If there is no copyright notice on a government document, should a library assume that it is not copyrighted?
If the work is published by the Government Printing Office, yes. If it is produced by a federal agency, section 105 of the Copyright Act says that the federal government may not own copyright in works it produces. This was an absolute until about 1978, when the National Science Foundation began to offer grants to researchers that permitted the researcher to publish research results and claim personal copyright in that work. Today, some federal agencies contract out various studies and reports and may permit the contractor to hold copyright. For these, one must hope that they contain a notice of copyright. The problem is that notice of copyright is now optional.
As a rule of thumb, if the author of the work is a federal agency itself, or a federal official acting in his official capacity, the work is public domain. The terms of the grant or contract determine whether a government contractor may hold copyright.
A school is in the process of publishing an environmental science lab manual with lesson plans created by teachers from five different school systems working as a consortium under a grant. Teachers used information from the Internet, encyclopedias, and other sources for the manual. (1) Is it possible to copyright the manual with these materials included? (2) What if the school wishes to sell copies of this manual to other schools? (3) Can the school sell the manual if it is not copyrighted? (4) If copies are sold, how should the profits be divided?
(1) Certainly, the school may claim copyright in the manual unless the terms of the grant dictate otherwise.
(2) Whether the manual may be sold really does not depend on whether the school claims copyright in the manual. The real issue is whether including these materials in the manual infringes the copyright of the encyclopedia or materials on the Internet. One would apply the fair use test to make this determination: what is the purpose of the use, what is the nature of the works copied, how much is used, and what effect did this have on the market for the work. (See section 107 of the Copyright Act of 1976.) There is no problem with selling the manual per se. However, uses that may be considered fair use even when there is a commercial advantage may not hold up as fair use if the manual is sold. If the amount used is more than a fair use portion, the school should seek permission if the manual is to be sold.
(3) The manual is protected by copyright whether or not it is registered. The Copyright Act says that copyright subsists from the time an original work of authorship is fixed in a tangible medium of expression. One can certainly sell an uncopyrighted work too, but this work would meet the requirements for copyright.
(4) The group producing the manual may divide the profits in whatever manner it chooses. Profits could be shared equally among the five school systems, or the schools could reach an agreement about how much each institution contributed to the work and develop a different formula for sharing the proceeds. Another alternative is to put any proceeds into a pool to be used to develop future works.
When a university faculty member creates material while employed by the university, who owns the copyright?
The first step in answering this question is to consult the university's copyright ownership policy.

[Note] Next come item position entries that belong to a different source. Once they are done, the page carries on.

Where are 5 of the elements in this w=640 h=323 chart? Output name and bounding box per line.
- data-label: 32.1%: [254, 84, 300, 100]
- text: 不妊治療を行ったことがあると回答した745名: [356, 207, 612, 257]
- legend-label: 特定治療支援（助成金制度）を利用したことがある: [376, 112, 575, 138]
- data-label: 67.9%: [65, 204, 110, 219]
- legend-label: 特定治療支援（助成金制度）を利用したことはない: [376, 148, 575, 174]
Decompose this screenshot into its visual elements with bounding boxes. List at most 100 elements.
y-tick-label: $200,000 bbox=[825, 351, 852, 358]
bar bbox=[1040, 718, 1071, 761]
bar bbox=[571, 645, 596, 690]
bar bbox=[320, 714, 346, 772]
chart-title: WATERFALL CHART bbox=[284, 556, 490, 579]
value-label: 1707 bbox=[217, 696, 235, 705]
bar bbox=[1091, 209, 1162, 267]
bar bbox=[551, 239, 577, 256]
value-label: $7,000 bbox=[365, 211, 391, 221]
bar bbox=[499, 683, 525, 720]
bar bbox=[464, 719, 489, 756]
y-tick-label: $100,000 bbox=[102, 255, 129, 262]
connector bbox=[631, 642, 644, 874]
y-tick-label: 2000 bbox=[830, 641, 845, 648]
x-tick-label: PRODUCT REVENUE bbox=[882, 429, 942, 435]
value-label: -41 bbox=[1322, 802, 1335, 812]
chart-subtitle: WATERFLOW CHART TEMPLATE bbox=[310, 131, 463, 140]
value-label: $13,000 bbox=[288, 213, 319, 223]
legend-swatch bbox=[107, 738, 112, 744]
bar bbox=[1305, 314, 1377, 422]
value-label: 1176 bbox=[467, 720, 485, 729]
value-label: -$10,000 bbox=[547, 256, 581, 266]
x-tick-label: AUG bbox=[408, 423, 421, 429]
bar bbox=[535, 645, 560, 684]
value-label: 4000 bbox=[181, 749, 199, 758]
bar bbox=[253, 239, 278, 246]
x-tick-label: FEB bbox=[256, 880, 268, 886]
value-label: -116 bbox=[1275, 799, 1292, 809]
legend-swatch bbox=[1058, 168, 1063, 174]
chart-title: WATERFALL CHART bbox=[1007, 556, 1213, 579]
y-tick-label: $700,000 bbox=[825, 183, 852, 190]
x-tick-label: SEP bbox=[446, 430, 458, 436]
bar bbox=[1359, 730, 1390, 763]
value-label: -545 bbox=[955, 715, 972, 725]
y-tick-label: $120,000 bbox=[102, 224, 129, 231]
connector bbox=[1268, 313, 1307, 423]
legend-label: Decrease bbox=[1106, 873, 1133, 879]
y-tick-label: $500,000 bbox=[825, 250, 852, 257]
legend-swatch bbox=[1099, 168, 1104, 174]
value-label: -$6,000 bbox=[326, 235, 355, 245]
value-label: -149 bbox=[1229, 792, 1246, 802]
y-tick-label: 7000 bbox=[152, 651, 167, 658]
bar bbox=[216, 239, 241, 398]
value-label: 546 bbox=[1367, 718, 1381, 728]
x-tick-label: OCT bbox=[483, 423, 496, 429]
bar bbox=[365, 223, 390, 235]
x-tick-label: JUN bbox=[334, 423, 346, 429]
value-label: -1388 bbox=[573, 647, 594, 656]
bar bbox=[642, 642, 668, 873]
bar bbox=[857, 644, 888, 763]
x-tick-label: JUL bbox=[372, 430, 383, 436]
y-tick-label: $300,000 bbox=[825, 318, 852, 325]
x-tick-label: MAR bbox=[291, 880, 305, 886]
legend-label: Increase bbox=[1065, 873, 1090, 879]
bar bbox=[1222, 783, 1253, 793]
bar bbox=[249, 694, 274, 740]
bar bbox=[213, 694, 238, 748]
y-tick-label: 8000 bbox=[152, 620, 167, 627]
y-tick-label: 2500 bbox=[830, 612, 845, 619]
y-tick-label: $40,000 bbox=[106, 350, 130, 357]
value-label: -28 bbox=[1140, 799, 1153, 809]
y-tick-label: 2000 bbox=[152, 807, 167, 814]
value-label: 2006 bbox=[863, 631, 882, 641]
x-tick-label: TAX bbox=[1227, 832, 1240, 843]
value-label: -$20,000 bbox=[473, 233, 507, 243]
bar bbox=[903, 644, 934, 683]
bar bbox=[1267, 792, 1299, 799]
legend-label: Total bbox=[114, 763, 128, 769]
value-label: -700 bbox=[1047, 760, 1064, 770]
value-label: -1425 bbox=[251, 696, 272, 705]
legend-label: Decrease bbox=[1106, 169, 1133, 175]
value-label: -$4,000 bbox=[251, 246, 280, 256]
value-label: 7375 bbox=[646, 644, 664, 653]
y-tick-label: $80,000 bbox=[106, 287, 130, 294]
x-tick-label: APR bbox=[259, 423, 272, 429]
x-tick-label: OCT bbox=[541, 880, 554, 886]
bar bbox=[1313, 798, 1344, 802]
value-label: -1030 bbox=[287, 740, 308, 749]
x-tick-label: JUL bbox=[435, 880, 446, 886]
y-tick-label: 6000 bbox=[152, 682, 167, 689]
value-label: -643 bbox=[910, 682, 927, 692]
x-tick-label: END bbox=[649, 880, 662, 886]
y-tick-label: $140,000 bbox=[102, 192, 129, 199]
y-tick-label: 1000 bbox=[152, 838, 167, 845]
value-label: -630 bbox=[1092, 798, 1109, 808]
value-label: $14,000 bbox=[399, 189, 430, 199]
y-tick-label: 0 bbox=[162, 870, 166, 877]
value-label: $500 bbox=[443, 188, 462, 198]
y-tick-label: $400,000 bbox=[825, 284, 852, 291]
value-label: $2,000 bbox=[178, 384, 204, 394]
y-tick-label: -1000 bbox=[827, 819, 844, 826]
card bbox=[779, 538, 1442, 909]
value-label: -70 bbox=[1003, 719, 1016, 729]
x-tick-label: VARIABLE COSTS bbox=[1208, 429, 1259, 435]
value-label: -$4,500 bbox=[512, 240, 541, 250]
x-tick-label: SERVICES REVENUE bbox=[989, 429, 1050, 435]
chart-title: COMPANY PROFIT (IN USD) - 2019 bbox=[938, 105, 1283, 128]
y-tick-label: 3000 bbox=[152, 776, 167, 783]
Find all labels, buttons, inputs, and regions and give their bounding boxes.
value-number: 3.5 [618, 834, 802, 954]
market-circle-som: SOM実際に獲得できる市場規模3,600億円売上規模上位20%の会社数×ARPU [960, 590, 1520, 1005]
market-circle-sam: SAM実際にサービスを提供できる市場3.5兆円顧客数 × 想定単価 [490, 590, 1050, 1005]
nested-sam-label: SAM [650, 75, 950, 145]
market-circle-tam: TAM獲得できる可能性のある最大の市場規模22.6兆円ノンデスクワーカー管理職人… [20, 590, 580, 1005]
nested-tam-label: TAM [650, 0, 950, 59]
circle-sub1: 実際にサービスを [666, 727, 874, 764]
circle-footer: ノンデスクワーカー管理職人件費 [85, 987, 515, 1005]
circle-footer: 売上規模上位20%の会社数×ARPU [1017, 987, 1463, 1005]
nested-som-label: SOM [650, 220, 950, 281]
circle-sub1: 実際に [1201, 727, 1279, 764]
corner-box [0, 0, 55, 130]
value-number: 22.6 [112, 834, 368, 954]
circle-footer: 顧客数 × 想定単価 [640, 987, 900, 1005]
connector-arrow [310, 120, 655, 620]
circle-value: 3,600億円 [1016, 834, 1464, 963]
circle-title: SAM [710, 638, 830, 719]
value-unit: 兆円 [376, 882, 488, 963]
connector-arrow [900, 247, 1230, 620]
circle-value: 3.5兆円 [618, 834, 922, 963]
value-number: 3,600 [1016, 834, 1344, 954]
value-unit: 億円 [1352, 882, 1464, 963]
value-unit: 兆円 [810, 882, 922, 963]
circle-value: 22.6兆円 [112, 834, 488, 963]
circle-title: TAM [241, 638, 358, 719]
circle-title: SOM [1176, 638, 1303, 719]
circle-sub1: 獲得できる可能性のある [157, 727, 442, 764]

In the absence of a policy, generally, faculty members own the copyright in works they create with a few exceptions: (1) Works directed by the institution (e.g., the head of the biology department requires several faculty to collaborate and produce a lab manual for the introductory biology course) are generally owned by the university. (2) Works that made exceptional use of university resources may be owned by the institution, or the faculty member may have to reimburse the school. (3) Works produced by faculty under an external grant or contract are usually owned by the institution, but the external funding authority controls who owns the copyright. If the faculty member has an employment contract that specifies copyrighted works produced by faculty are works made for hire, then, for copyright ownership purposes, the university is the author. Such a contract is outside the norm since the tradition is faculty ownership in higher education.
For staff, the answer is just the opposite. The university normally owns all works produced by a staff member within the scope of employment. So, if a computer programmer develops a program for the university, the institution will own the copyright. Web pages produced by a librarian as a part of the job are owned by the school. Some universities occasionally permit staff ownership of the copyright, but by prior written agreement only.
Why are faculty works treated differently? By tradition, faculty have owned the copyrighted works they produce. Perhaps this was viewed as a reward or to compensate for low salaries. Moreover, few faculty-produced works have generated enough income for universities to have much of an interest. The only exception is online courses a faculty member creates, but often what the university really needs is a "shop right" to use the work within the institution rather than ownership.